Inside the movie theater in central Moscow, about 50 twenty-somethings watch a private premiere of a documentary. The final scene sees the Moscow graffiti group SNO Crew tagging their name high up on an advertising board overlooking Red Square. The police look on helpless.

Then the group go out into the night and start tagging the city themselves, the more out-of-the-way places they find the better.

This is the Moscow graffiti world, made up of those who put their names on walls and trains and those not content with just that.

"[Many] think that Moscow is very avant-garde because the tagging is super-organized and in the craziest places, very ambitious," said one artist, who like all those who spoke to The Moscow Times asked for their names not to be used.

"We have nearly twenty graffiti shops, and a city like Paris, a center for street art, has just ten," said another artist Dobry.

It is also easy to get away if you are caught. "If the cop is in a decent mood and you are a good talker," said artist 0331 c.

The taggers have precise teams with each person having a specific role, but when the night ends — one run-in with the police successfully bypassed — the graffiti hierarchy becomes clear: There are taggers and others who like Dobry and 0331 c call themselves graffiti artists.

"There are about 10 or so of us doing real work," said 0331 c, a tall, gangly 25-year-old.

And it is these artists who are the pulse of Moscow street art, more at home working on walls than canvases. Their works, touching on the personal, social and political, are often beautiful, big and ambitious.

"We are real painters, and one way for us to show how we feel is to put in on the wall. This is for me; I don't need to write my name everywhere," said Dobry, who also works on canvas, "How popular it was drew us in, and over time we saw the wall as a better way to express ourselves."

One of those artists shot to fame this week as the artist called Pasha P183 had galleries of his Moscow work published on the websites of three English newspapers.

They dubbed P183 the Russian Banksy, after the most famous graffiti artist in the world. A comparison he is unlikely to find flattering.

"Banksy does interesting things, but he is a monopolist. If a person is fighting with McDonald's, he himself becomes McDonald's," he said in an interview with Afisha magazine last year.

Speaking to The Moscow Times, Pasha, who in his day job also works as an artist, explained what draws him to work illegally.

"Day and night are very different, and in graffiti we often work at night. There's a palpable feeling, a night silence. I think this silence and the loneliness it implies are important to a lot of artists, but it's very difficult to convey.

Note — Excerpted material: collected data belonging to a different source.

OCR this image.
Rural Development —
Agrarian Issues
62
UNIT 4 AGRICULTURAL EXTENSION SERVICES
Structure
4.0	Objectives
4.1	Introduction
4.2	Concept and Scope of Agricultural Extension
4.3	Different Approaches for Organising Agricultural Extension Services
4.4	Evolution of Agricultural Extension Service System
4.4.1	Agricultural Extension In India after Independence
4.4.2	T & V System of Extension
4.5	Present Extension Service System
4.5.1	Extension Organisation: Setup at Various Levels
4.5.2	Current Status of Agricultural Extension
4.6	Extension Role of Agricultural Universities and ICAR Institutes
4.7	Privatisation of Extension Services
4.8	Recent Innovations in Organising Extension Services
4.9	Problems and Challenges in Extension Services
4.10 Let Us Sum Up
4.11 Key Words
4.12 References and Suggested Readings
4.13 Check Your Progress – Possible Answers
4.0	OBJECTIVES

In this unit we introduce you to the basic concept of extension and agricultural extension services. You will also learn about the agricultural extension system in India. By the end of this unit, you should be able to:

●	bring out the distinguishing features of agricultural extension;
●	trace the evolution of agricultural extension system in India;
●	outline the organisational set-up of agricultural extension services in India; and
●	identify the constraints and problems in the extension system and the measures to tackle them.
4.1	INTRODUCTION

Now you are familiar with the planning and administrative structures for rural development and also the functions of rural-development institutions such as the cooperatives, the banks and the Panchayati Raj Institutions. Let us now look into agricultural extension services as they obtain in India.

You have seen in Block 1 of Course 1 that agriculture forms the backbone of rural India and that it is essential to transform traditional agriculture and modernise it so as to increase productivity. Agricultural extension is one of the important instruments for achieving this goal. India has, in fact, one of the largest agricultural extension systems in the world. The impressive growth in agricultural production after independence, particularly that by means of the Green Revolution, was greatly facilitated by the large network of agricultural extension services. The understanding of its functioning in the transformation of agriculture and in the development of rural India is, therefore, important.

When I'm alone, my thoughts can actually leave my body and escape onto the wall," he said.

One of his most famous pieces is of Alyonka, the famous chocolate bar made by the Red October factory. The girl represents a child who will never grow up and never change, a symbol for the modern person forced to sell himself to the whims of society without consent, he said.

"What I do is more social commentary than political. What's most important is to represent the atmosphere in Moscow and to find the wall that is right for each piece. We don't need to tag the Kremlin. The suburbs will do just fine," he said.

Other famous work includes a huge pair of spectacles drawn so that a lamppost appears to be the frames of the glasses and a man in a scarf holding a flaming torch on a bridge.

Much of the work only now exists in photos as local councils move quickly to clean walls, he said.

All of the artists are unwilling to be pinned down about what they believe in.

"I do political stuff for myself. I don't need people to know who I am or what it means," Dobry said.

Radical measures are the only answer if you want to make a political statement, 0331 c said.

"Otherwise it's better not even to talk about it. Politics don't belong in art. Some people put politics in their art to get famous, but that's too easy," 0331 c said.